I am trying to implement location(cities, regions, countries, objects) fuzzy search using Solr server. Currently, my index contains about 0.8-1.0 M items. It works really well using fuzzy search (~0.7) but is too slow for me (0.2-0.6 sec very often). The tokenizer that is used is <tokenizer class="solr.StandardTokenizerFactory"/>
. As an alternative I tried <tokenizer class="solr.WhitespaceTokenizerFactory"/>
- it is great in terms of performance (about 100x faster) but it does not offer fuzzy search:(
Do you know any different approach I could use? I would like to benefit using fuzzy search feature but in a much faster way, if possible.
Thanks a lot!
Your problem is not related to the analyzer that you use. When you search for Califrna~0.7 Lucene iterates over all terms in index and calculates the (Levenshtein) edit distance between "Califrna" and all terms. This is a very expensive operation.
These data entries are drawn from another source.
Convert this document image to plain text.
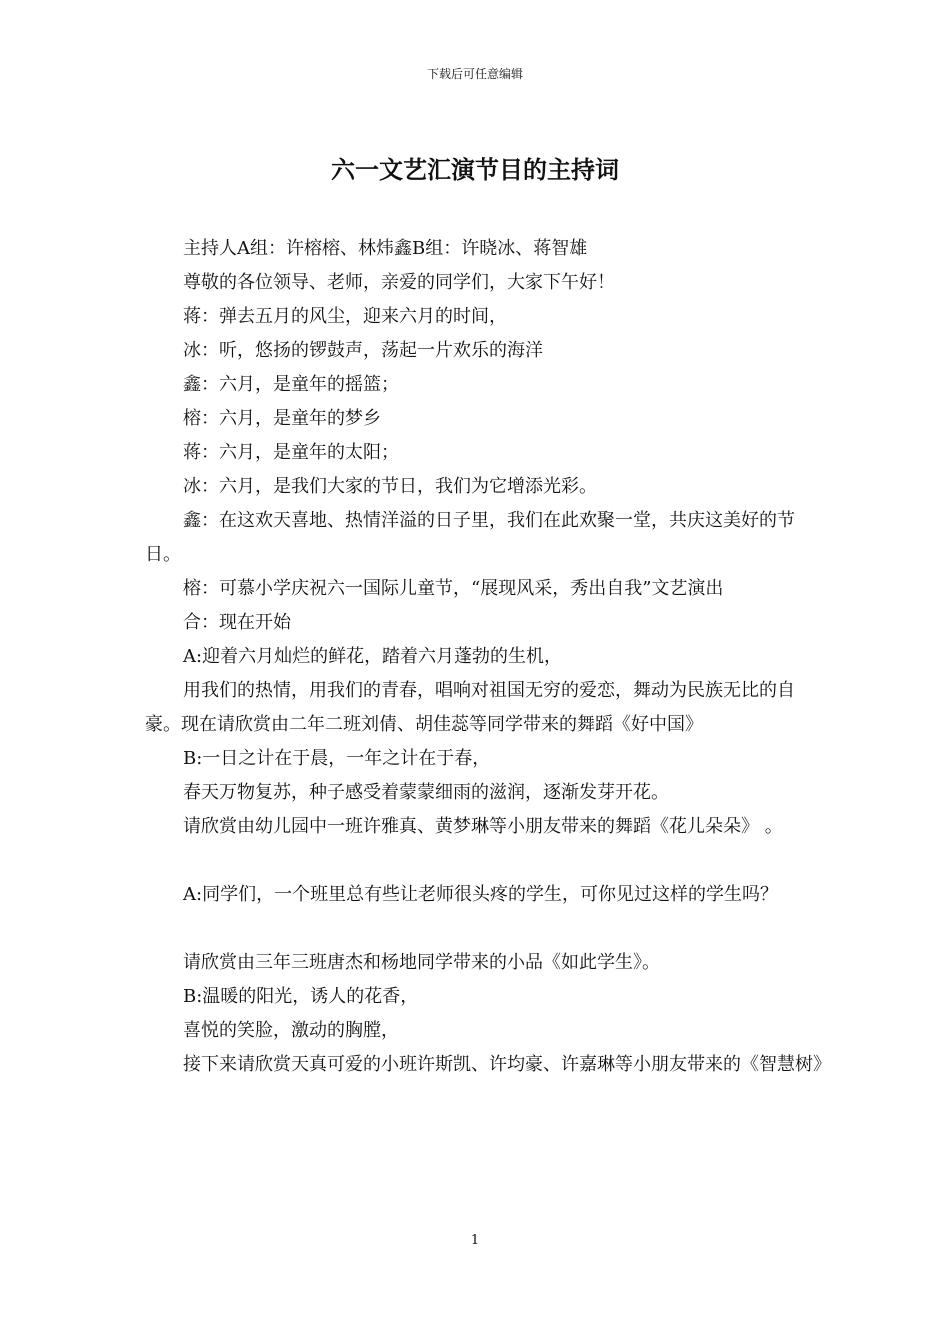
下载后可任意编辑
六一文艺汇演节目的主持词

主持人A组：许榕榕、林炜鑫B组：许晓冰、蒋智雄

尊敬的各位领导、老师，亲爱的同学们，大家下午好！

蒋：弹去五月的风尘，迎来六月的时间，

冰：听，悠扬的锣鼓声，荡起一片欢乐的海洋

鑫：六月，是童年的摇篮；

榕：六月，是童年的梦乡

蒋：六月，是童年的太阳；

冰：六月，是我们大家的节日，我们为它增添光彩。

鑫：在这欢天喜地、热情洋溢的日子里，我们在此欢聚一堂，共庆这美好的节日。

榕：可慕小学庆祝六一国际儿童节，“展现风采，秀出自我”文艺演出

合：现在开始

A:迎着六月灿烂的鲜花，踏着六月蓬勃的生机，

用我们的热情，用我们的青春，唱响对祖国无穷的爱恋，舞动为民族无比的自豪。现在请欣赏由二年二班刘倩、胡佳蕊等同学带来的舞蹈《好中国》

B:一日之计在于晨，一年之计在于春，

春天万物复苏，种子感受着蒙蒙细雨的滋润，逐渐发芽开花。

请欣赏由幼儿园中一班许雅真、黄梦琳等小朋友带来的舞蹈《花儿朵朵》 。

A:同学们，一个班里总有些让老师很头疼的学生，可你见过这样的学生吗？

请欣赏由三年三班唐杰和杨地同学带来的小品《如此学生》。

B:温暖的阳光，诱人的花香，

喜悦的笑脸，激动的胸膛，

接下来请欣赏天真可爱的小班许斯凯、许均豪、许嘉琳等小朋友带来的《智慧树》

1
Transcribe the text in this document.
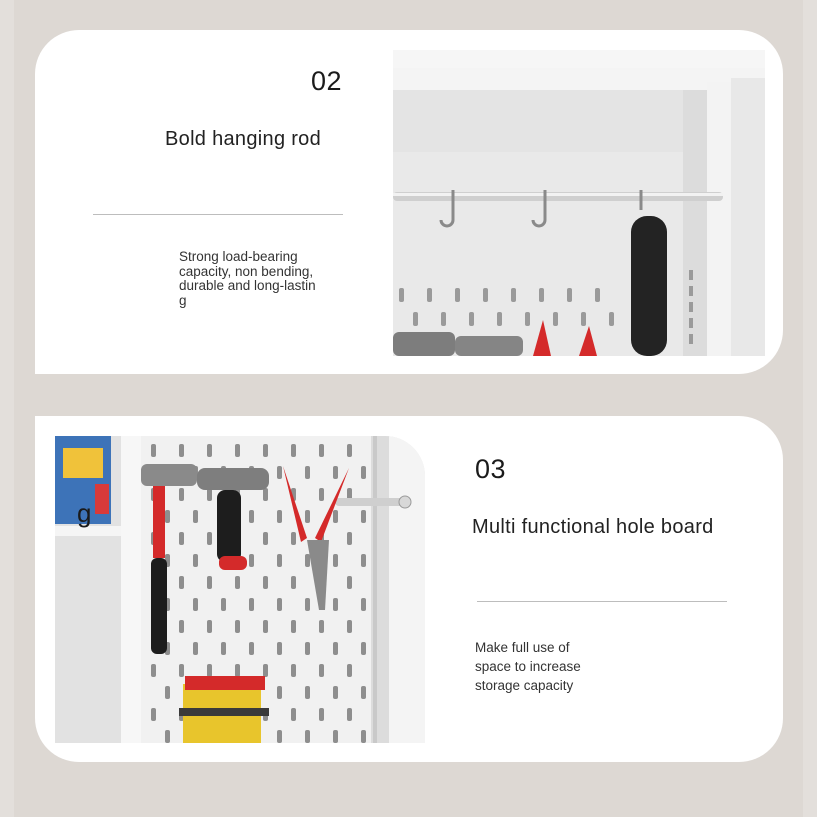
02
Bold hanging rod
Strong load-bearing
capacity, non bending,
durable and long-lastin
g
g
03
Multi functional hole board
Make full use of
space to increase
storage capacity
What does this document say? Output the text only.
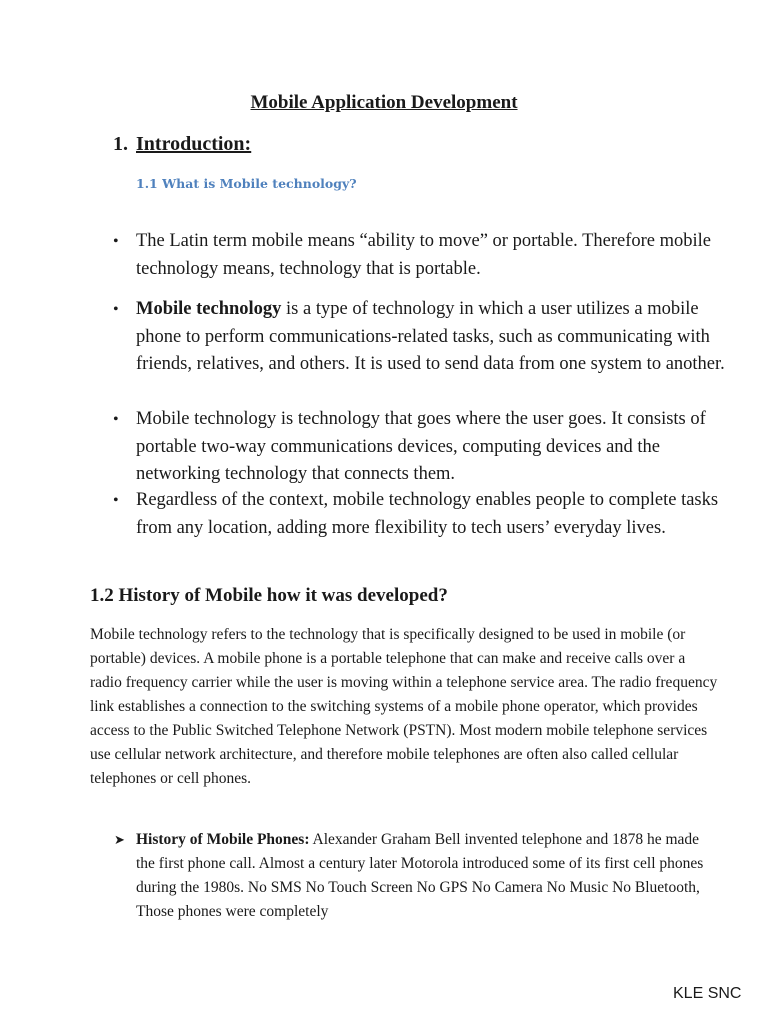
Mobile Application Development
1. Introduction:
1.1 What is Mobile technology?
• The Latin term mobile means “ability to move” or portable. Therefore mobile technology means, technology that is portable.
• Mobile technology is a type of technology in which a user utilizes a mobile phone to perform communications-related tasks, such as communicating with friends, relatives, and others. It is used to send data from one system to another.
• Mobile technology is technology that goes where the user goes. It consists of portable two-way communications devices, computing devices and the networking technology that connects them.
• Regardless of the context, mobile technology enables people to complete tasks from any location, adding more flexibility to tech users’ everyday lives.
1.2 History of Mobile how it was developed?

Mobile technology refers to the technology that is specifically designed to be used in mobile (or portable) devices. A mobile phone is a portable telephone that can make and receive calls over a radio frequency carrier while the user is moving within a telephone service area. The radio frequency link establishes a connection to the switching systems of a mobile phone operator, which provides access to the Public Switched Telephone Network (PSTN). Most modern mobile telephone services use cellular network architecture, and therefore mobile telephones are often also called cellular telephones or cell phones.

➤ History of Mobile Phones: Alexander Graham Bell invented telephone and 1878 he made the first phone call. Almost a century later Motorola introduced some of its first cell phones during the 1980s. No SMS No Touch Screen No GPS No Camera No Music No Bluetooth, Those phones were completely

KLE SNC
This issue will be solved with Lucene version 4.0. Lucene version that comes with Solr is using old brute force approach unfortunately.
https: //issues.apache.org/jira/browse/LUCENE-2089
http: //java.dzone.com/news/lucenes-fuzzyquery-100-times
If it is OK for you, I would suggest to download Solr/Lucene from trunk and test how the new fuzzy query works.
http://wiki.apache.org/solr/NightlyBuilds
Even though trunk is stable it is not recommended for production use. I can suggest you two similar methods:
1 - SpellChecker
http://wiki.apache.org/solr/SpellCheckComponent
http ://www.lucidimagination.com/blog/2010/08/31/getting-started-spell-checking-with-apache-lucene-and-solr/
SpellChecker builds its small index with n-grams in order to perform fast lookup. It is also using Levenshtein distance but instead of iterating on all terms it only calculates the distance on related terms.
You need to first execute spell checker for "Califrna" and it will suggest you "Californa". Then you can use "California" in your query on your main index without fuzzy query.
2- Auto Suggest
http ://wiki.apache.org/solr/Suggester
You can offer the correct spelling as user type query with suggester component. This will be a lot faster. It support fuzzy search with JaspellLookup class. JaspellLookup needs to be updated in order to enable fuzzy search. Wiki does not say much about what needs to be updated though. if usePrefix is set to false it should perform fuzzy lookup I guess.